Golden Globe winner Drew Barrymore will slide into the red leather chair opposite Robert Osborne for the first time beginning March 3 when Turner Classic Movies debuts Season 12 of “The Essentials” with an airing of Billy Wilder‘s iconic 1959 comedy “Some Like It Hot” and a late night presentation of Rob Reiner‘s 1985 cult classic “This is Spinal Tap.” Praises Barrymore of the heavy metal musical satire: “I couldn’t believe how groundbreaking this film was with its mockumentary style. They’re really having this perfect improv. I just appreciate it more and more and more and more.”
The line-up of films Barrymore and Osborne selected for the weekly Saturday 8 p.m. series is, ahem, eclectic to be sure. Among the flicks featured in the 2012 edition of The Essentials? The 1927 silent era “Sunrise: A Song of Two Humans,” a pair of Richard Dreyfuss flicks from the 1977, “Close Encounters of the Third Kind” and interestingly, Neil Simon‘s “The Goodbye Girl,” 1936’s “Camille,” 1953’s “The Band Wagon” and three more late-night editions of “The Essentials” featuring 1979’s “Kramer vs. Kramer,” 1969’s “The Wild Bunch” and 1985’s “Lost in America.”

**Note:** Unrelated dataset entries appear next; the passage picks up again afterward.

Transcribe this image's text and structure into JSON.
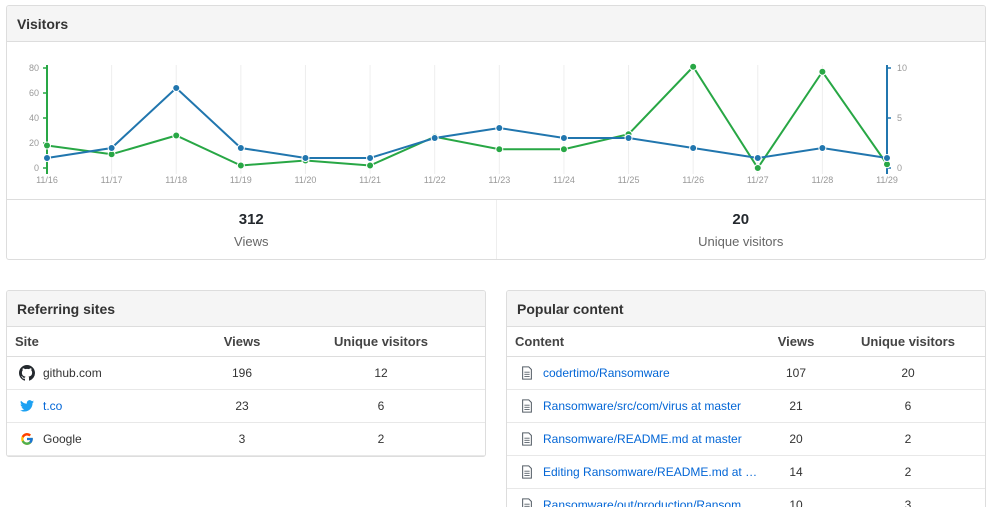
{
  "visitors": {
    "title": "Visitors",
    "stats": [
      {
        "value": "312",
        "label": "Views"
      },
      {
        "value": "20",
        "label": "Unique visitors"
      }
    ]
  },
  "chart_data": {
    "type": "line",
    "categories": [
      "11/16",
      "11/17",
      "11/18",
      "11/19",
      "11/20",
      "11/21",
      "11/22",
      "11/23",
      "11/24",
      "11/25",
      "11/26",
      "11/27",
      "11/28",
      "11/29"
    ],
    "series": [
      {
        "axis": "left",
        "color": "#28a745",
        "values": [
          18,
          11,
          26,
          2,
          6,
          2,
          25,
          15,
          15,
          27,
          81,
          0,
          77,
          3
        ]
      },
      {
        "axis": "right",
        "color": "#2176ae",
        "values": [
          1,
          2,
          8,
          2,
          1,
          1,
          3,
          4,
          3,
          3,
          2,
          1,
          2,
          1
        ]
      }
    ],
    "y_left": {
      "ticks": [
        0,
        20,
        40,
        60,
        80
      ],
      "range": [
        0,
        80
      ]
    },
    "y_right": {
      "ticks": [
        0,
        5,
        10
      ],
      "range": [
        0,
        10
      ]
    },
    "grid": "vertical",
    "legend": "none"
  },
  "referrers": {
    "title": "Referring sites",
    "headers": [
      "Site",
      "Views",
      "Unique visitors"
    ],
    "rows": [
      {
        "icon": "github-icon",
        "name": "github.com",
        "views": "196",
        "uniques": "12",
        "link": false
      },
      {
        "icon": "twitter-icon",
        "name": "t.co",
        "views": "23",
        "uniques": "6",
        "link": true
      },
      {
        "icon": "google-icon",
        "name": "Google",
        "views": "3",
        "uniques": "2",
        "link": false
      }
    ]
  },
  "popular": {
    "title": "Popular content",
    "headers": [
      "Content",
      "Views",
      "Unique visitors"
    ],
    "rows": [
      {
        "icon": "file-icon",
        "name": "codertimo/Ransomware",
        "views": "107",
        "uniques": "20"
      },
      {
        "icon": "file-icon",
        "name": "Ransomware/src/com/virus at master",
        "views": "21",
        "uniques": "6"
      },
      {
        "icon": "file-icon",
        "name": "Ransomware/README.md at master",
        "views": "20",
        "uniques": "2"
      },
      {
        "icon": "file-icon",
        "name": "Editing Ransomware/README.md at …",
        "views": "14",
        "uniques": "2"
      },
      {
        "icon": "file-icon",
        "name": "Ransomware/out/production/Ransomw…",
        "views": "10",
        "uniques": "3"
      }
    ]
  },
  "colors": {
    "green": "#28a745",
    "blue": "#2176ae",
    "link": "#0366d6"
  }
}
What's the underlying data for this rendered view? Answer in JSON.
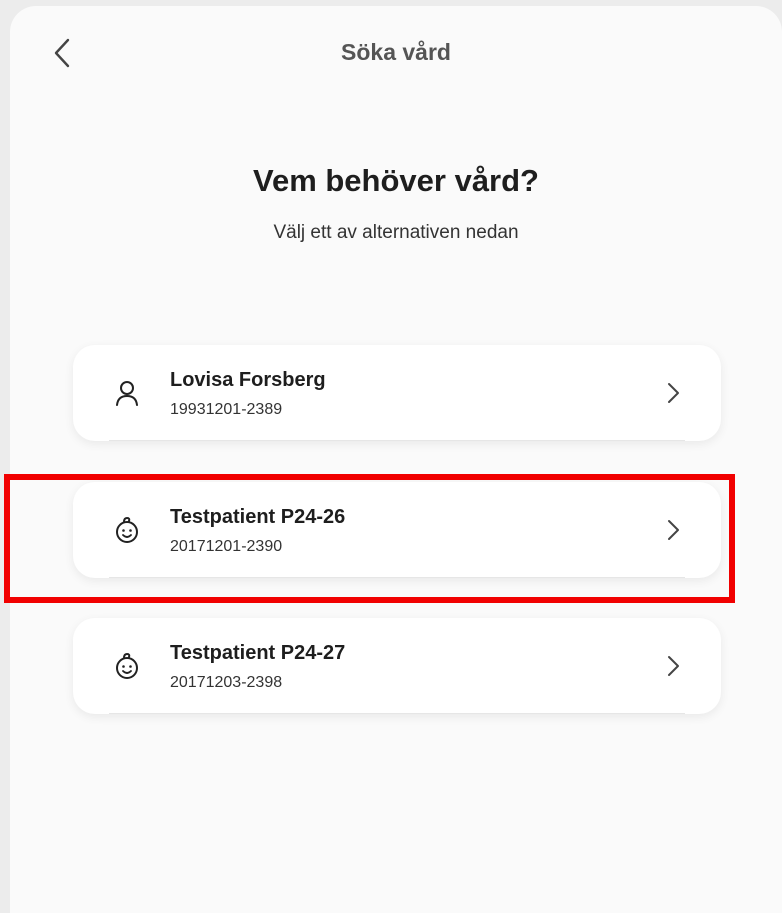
{
  "header": {
    "title": "Söka vård"
  },
  "main": {
    "heading": "Vem behöver vård?",
    "subheading": "Välj ett av alternativen nedan"
  },
  "patients": [
    {
      "name": "Lovisa Forsberg",
      "id": "19931201-2389",
      "icon": "person-icon"
    },
    {
      "name": "Testpatient P24-26",
      "id": "20171201-2390",
      "icon": "child-face-icon"
    },
    {
      "name": "Testpatient P24-27",
      "id": "20171203-2398",
      "icon": "child-face-icon"
    }
  ],
  "colors": {
    "highlight": "#f10000",
    "background": "#fafafa",
    "card": "#ffffff"
  }
}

And as Osborne promised when he chatted with Atlanta magazine last fall, the pair also selects director George Cukor‘s 1933’s “Dinner at Eight” starring Barrymore’s grandfather John Barrymore and great uncle Lionel Barrymore, giving Barrymore an excuse to dish on her famous film family’s history in Hollywood. Touts Osborne on the new season of “The Essentials,” “We’re thrilled Drew will be joining us throughout 2012. I think she’s going to surprise people with her passion for great cinema and her abundant knowledge of film history.”